Beet Salad with Dates and Pecans
Mother was right…you have to eat your beets! They are extremely good for you and packed with vitamins, minerals and anti-oxidants. Even though beets are not exactly at their peak in the winter months, they seem perfect for a hearty winter salad. Beets seem to fall somewhere in the category of “love ’em or hate ’em”. When my sister was here last fall I suggested a beet salad for dinner; her reply was an immediate “Hell NO!” Their distinct flavor can be a bit overwhelming for some. A little finesse and balancing of those intensely earthy flavors can make a convert out of the most avid beet hater in the group, and you know who you are (Mary).
The best way to enjoy beets is start out with the freshest ones you can find. Try to find some with nice crisp greens on top as this is a good indication of freshness (plus they are good to eat as well). The beets should be firm, free from marks or cuts, and the tap root should be intact and not overly “hairy” (this is an indication that it is old, and likely to be tough). Some stores actually carry them already trimmed, or they trim them in the store. Avoid buying them as they are probably old. When you get your beets home and are not planning on using them right away, cut the stems about two inches above the beet as they can draw moisture from the root. Never cut into the beet. You need to leave the skin intact because they will bleed and your kitchen will look like you committed murder. Save the tops if you plan on eating them or just discard them.

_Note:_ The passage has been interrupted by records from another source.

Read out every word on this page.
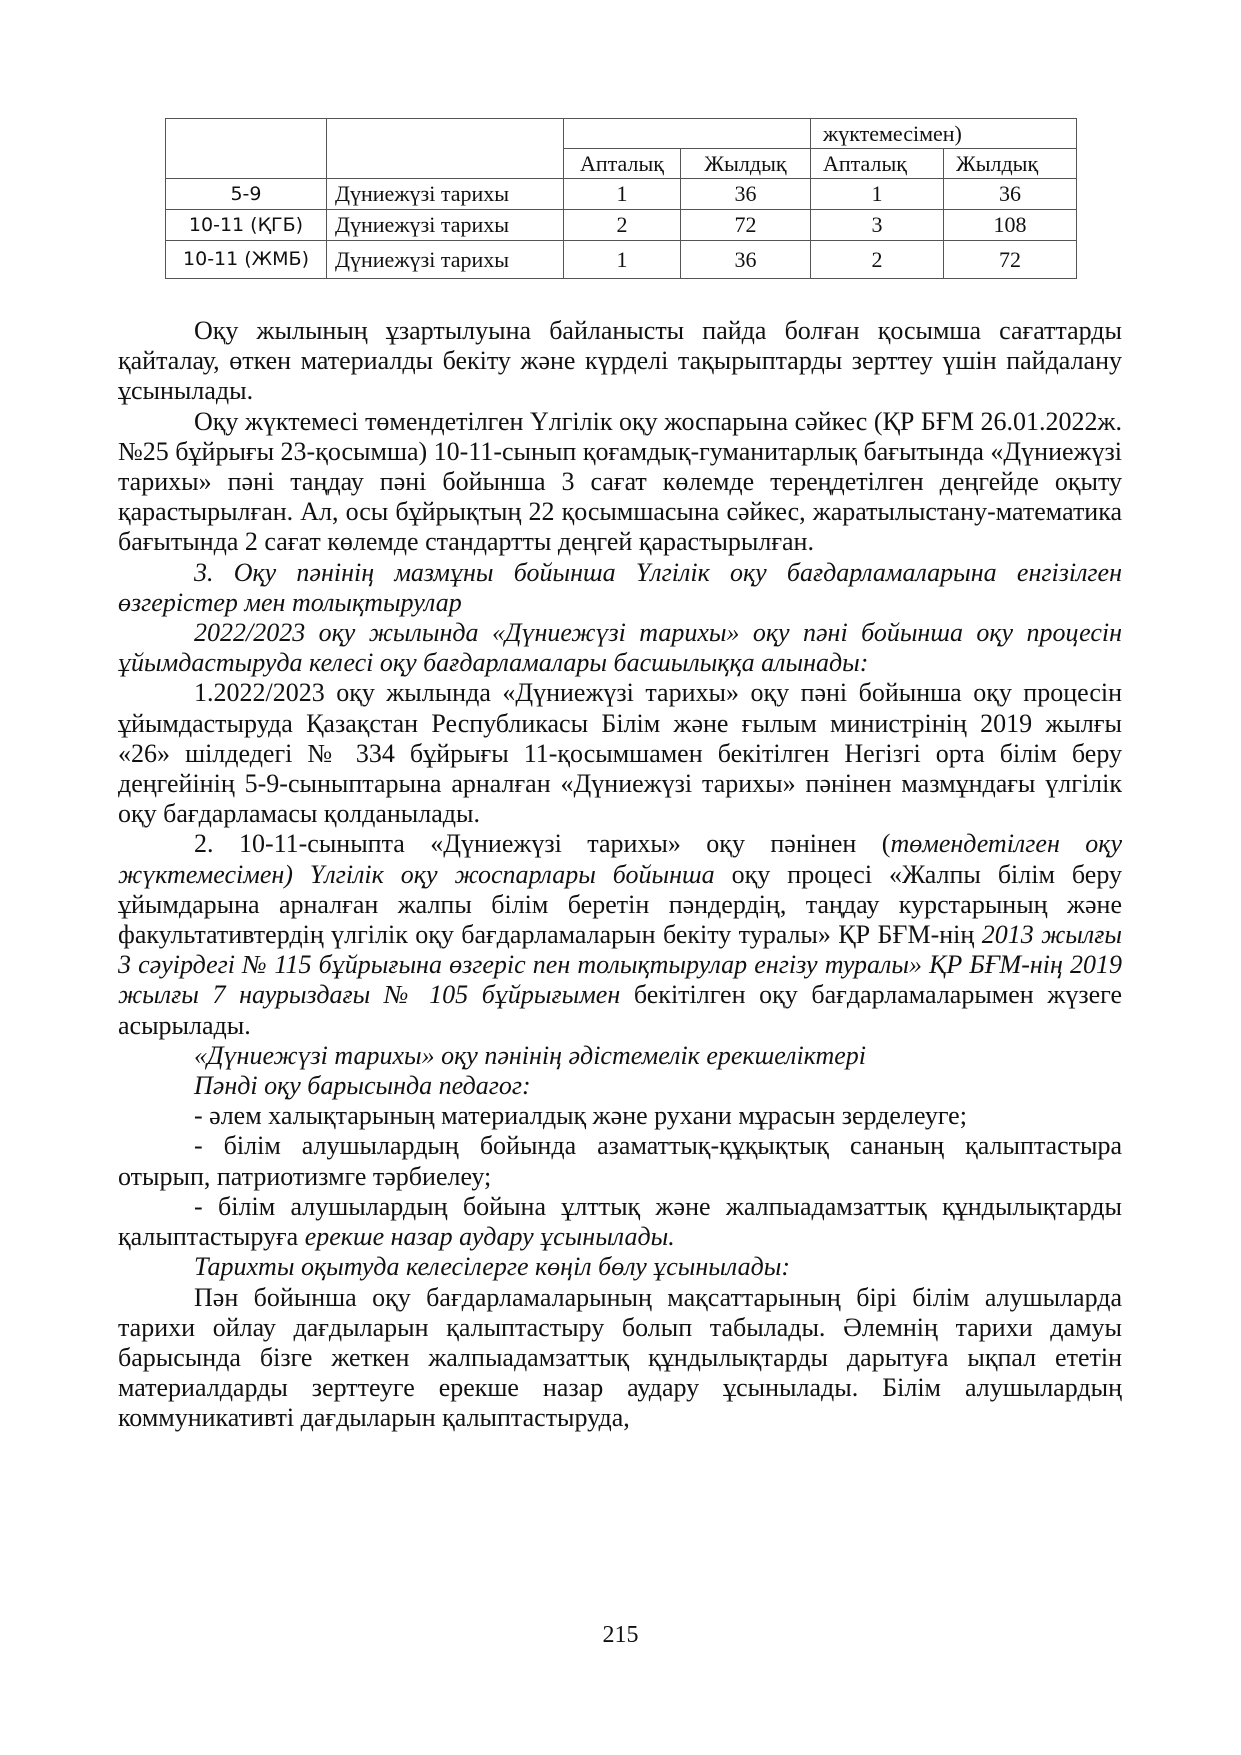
				жүктемесімен)	
		Апталық	Жылдық	Апталық	Жылдық
5-9	Дүниежүзі тарихы	1	36	1	36
10-11 (ҚГБ)	Дүниежүзі тарихы	2	72	3	108
10-11 (ЖМБ)	Дүниежүзі тарихы	1	36	2	72

Оқу жылының ұзартылуына байланысты пайда болған қосымша сағаттарды қайталау, өткен материалды бекіту және күрделі тақырыптарды зерттеу үшін пайдалану ұсынылады.

Оқу жүктемесі төмендетілген Үлгілік оқу жоспарына сәйкес (ҚР БҒМ 26.01.2022ж. №25 бұйрығы 23-қосымша) 10-11-сынып қоғамдық-гуманитарлық бағытында «Дүниежүзі тарихы» пәні таңдау пәні бойынша 3 сағат көлемде тереңдетілген деңгейде оқыту қарастырылған. Ал, осы бұйрықтың 22 қосымшасына сәйкес, жаратылыстану-математика бағытында 2 сағат көлемде стандартты деңгей қарастырылған.

3. Оқу пәнінің мазмұны бойынша Үлгілік оқу бағдарламаларына енгізілген өзгерістер мен толықтырулар

2022/2023 оқу жылында «Дүниежүзі тарихы» оқу пәні бойынша оқу процесін ұйымдастыруда келесі оқу бағдарламалары басшылыққа алынады:

1.2022/2023 оқу жылында «Дүниежүзі тарихы» оқу пәні бойынша оқу процесін ұйымдастыруда Қазақстан Республикасы Білім және ғылым министрінің 2019 жылғы «26» шілдедегі № 334 бұйрығы 11-қосымшамен бекітілген Негізгі орта білім беру деңгейінің 5-9-сыныптарына арналған «Дүниежүзі тарихы» пәнінен мазмұндағы үлгілік оқу бағдарламасы қолданылады.

2. 10-11-сыныпта «Дүниежүзі тарихы» оқу пәнінен (төмендетілген оқу жүктемесімен) Үлгілік оқу жоспарлары бойынша оқу процесі «Жалпы білім беру ұйымдарына арналған жалпы білім беретін пәндердің, таңдау курстарының және факультативтердің үлгілік оқу бағдарламаларын бекіту туралы» ҚР БҒМ-нің 2013 жылғы 3 сәуірдегі № 115 бұйрығына өзгеріс пен толықтырулар енгізу туралы» ҚР БҒМ-нің 2019 жылғы 7 наурыздағы № 105 бұйрығымен бекітілген оқу бағдарламаларымен жүзеге асырылады.

«Дүниежүзі тарихы» оқу пәнінің әдістемелік ерекшеліктері

Пәнді оқу барысында педагог:

- әлем халықтарының материалдық және рухани мұрасын зерделеуге;

- білім алушылардың бойында азаматтық-құқықтық сананың қалыптастыра отырып, патриотизмге тәрбиелеу;

- білім алушылардың бойына ұлттық және жалпыадамзаттық құндылықтарды қалыптастыруға ерекше назар аудару ұсынылады.

Тарихты оқытуда келесілерге көңіл бөлу ұсынылады:

Пән бойынша оқу бағдарламаларының мақсаттарының бірі білім алушыларда тарихи ойлау дағдыларын қалыптастыру болып табылады. Әлемнің тарихи дамуы барысында бізге жеткен жалпыадамзаттық құндылықтарды дарытуға ықпал ететін материалдарды зерттеуге ерекше назар аудару ұсынылады. Білім алушылардың коммуникативті дағдыларын қалыптастыруда,

215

You can boil or steam them but my favorite way to prepare beets is roasting them. It is the best way to bring out their natural sweetness and it is easy too. Wash them well and place them on a piece of foil and drizzle them with a little olive oil, salt and pepper. Wrap them up and place into a 400 degree oven for 60-90 minutes. The time can vary greatly depending on the size and age of the beets. I usually try to make sure they are all the same size so they cook evenly. They are ready when a sharp knife easily pierces them. When they are done remove them from the oven and let them cool. Trim the tops and bottoms, slip the skin off and cut into cubes, slices, or julienne. They will keep in the fridge for about a week so I usually cook more than I need so I can enjoy them for a few days. I like to put a little vinaigrette on them. They get tastier everyday as they marinate.

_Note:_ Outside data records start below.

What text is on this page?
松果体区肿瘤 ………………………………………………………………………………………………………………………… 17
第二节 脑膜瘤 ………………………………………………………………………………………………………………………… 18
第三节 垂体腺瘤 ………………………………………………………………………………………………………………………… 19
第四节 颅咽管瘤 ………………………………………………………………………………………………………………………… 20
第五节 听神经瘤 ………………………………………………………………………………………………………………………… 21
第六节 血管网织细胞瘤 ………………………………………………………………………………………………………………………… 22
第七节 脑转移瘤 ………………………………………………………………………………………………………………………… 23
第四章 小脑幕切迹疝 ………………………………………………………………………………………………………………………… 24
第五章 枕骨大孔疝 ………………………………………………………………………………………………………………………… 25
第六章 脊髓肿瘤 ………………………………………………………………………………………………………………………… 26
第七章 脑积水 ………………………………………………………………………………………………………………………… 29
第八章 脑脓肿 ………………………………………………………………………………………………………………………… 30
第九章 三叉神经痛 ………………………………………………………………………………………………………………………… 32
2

A colleague of mine made this salad for me years ago and it is still one of my favorites. It is a bit complex but you can prepare it well in advance and assemble it at the last minute. I use red and gold beets in this salad as it is both striking and elegant. You need to keep the two colors apart until you plate or the red beets will color the gold ones red. You can also substitute and improvise depending on what you have available and it will always come out great. I like to use manchego which is a firm, mild cheese from Spain; but, you may prefer a stronger cheese such as parmesan or dry jack. I made it before with both a blood orange or balsamic vinaigrettes. However, if you are using gold beets you need to use a pale color dressing like a champagne vinaigrette.
- 1 medium beet, roasted, peeled and sliced into julienne strips
- Wild arugula (a generous handful)
- One or two ounces of shaved Manchego
- 1 fresh date, pitted and sliced into strips
- A smattering of candied pecans (see recipe)

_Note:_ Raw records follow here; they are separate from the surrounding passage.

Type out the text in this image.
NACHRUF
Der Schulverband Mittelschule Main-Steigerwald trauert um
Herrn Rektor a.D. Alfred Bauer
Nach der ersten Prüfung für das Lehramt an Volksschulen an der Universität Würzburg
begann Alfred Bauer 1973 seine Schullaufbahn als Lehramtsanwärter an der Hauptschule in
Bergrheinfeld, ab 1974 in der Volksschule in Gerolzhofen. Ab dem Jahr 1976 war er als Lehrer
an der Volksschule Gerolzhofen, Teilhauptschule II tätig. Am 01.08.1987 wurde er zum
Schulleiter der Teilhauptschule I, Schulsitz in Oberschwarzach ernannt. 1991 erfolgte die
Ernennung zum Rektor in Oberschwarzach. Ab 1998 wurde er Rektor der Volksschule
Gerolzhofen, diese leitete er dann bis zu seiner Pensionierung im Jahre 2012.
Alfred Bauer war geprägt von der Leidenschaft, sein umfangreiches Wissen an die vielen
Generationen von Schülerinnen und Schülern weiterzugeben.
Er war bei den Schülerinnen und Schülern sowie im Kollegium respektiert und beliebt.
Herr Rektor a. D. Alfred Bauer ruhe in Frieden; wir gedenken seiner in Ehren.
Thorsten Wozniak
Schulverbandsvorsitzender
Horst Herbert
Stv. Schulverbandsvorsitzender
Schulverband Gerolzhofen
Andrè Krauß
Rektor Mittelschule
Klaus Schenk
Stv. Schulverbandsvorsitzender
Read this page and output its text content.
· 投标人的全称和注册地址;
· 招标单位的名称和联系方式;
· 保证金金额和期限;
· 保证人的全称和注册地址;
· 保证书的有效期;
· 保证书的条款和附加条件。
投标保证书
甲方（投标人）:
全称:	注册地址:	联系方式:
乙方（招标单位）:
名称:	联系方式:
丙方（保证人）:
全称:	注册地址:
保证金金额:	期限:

- Roast your beets, and cut into julienne strips.
- Add enough vinaigrette to lightly coat them. If you are using red and gold beets, keep them in separate bowls or they will all end up red.
- When you are ready to plate, put a handful of Arugula on each plate followed by the beets, cheese and slivered dates.
- Finish off by topping with the pecans.
- You may need a little more dressing, but usually I find that the dressing on the beets is sufficient.
- Serve immediately.
- ¼ sugar
- ¼ pecans, whole of slivered
- Heat a small non-stick pan over medium high heat. Add the sugar and constantly stir using a wooden spoon until the sugar has melted being careful not to let it burn. You will notice it start to caramelize.
- Stir in the nuts to coat evenly.
- Turn out onto a sheet of parchment paper and allow to cool.
- 1 clove garlic, chopped
- 1 small shallot, sliced thinly, then chopped
- 2 tablespoons Dijon mustard
- ¼ cup Champagne vinegar
- ½ teaspoon salt
- ½ teaspoon fresh ground pepper
- ½ cup olive oil
- Combine the garlic, shallots, mustard, vinegar, salt and pepper in a bowl and mix well.
- Slowly add the oil in a slow steady stream while whisking vigorously. By adding the oil slowly, your dressing will “emulsify” and form a smooth velvety dressing that won’t easily separate.
- Taste and adjust the seasoning to suit yourself.